A mystical dialogue between a male author and his creation, this posthumous work has never before been translated, and is a book of particular beauty and strangeness.
A mystical dialogue between a male author (a thinly disguised Clarice Lispector) and his/her creation, a woman named Angela, this posthumous work has never before been translated. Lispector did not even live to see it published.
At her death, a mountain of fragments remained to be “structured” by Olga Borelli. These fragments form a dialogue between a god-like author who infuses the breath of life into his creation: the speaking, breathing, dying creation herself, Angela Pralini. The work’s almost occult appeal arises from the perception that if Angela dies, Clarice will have to die as well. And she did.
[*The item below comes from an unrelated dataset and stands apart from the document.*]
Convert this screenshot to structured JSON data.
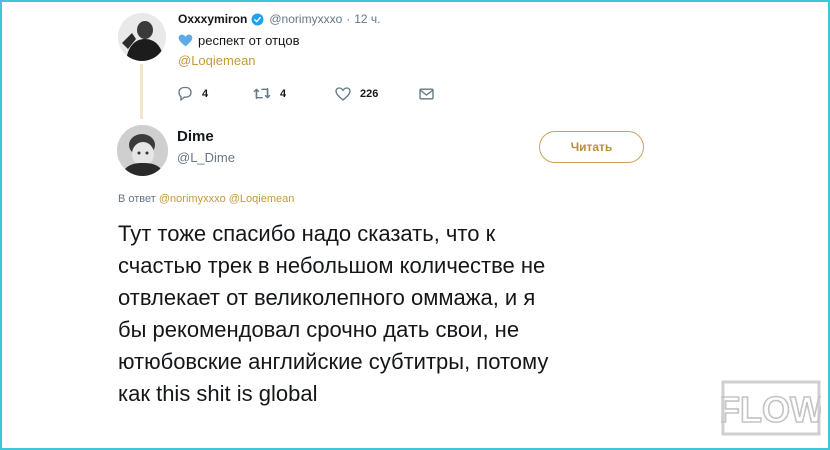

"Epiphanies are delivered one after the other in a book-length relay, a final and magnificent apotheosis of Lispectorisms. I could quote every line and still not do the book justice." —Rachel Kushner
"Both dazzling and difficult."
― San Francisco Chronicle
"The raw, demanding pace and the dialogic form of A Breath of Life provoke an urgent meditation on life, self, and time. In fact, reading this novel may be a form of meditation."
― Full Stop
"One of 20th-century Brazil’s most intriguing and mystifying writers."
― The L Magazine
"I had a sort of missionary urge with her...but I started thinking, even when I was 19: How can I help this person reach the prominence she deserves?"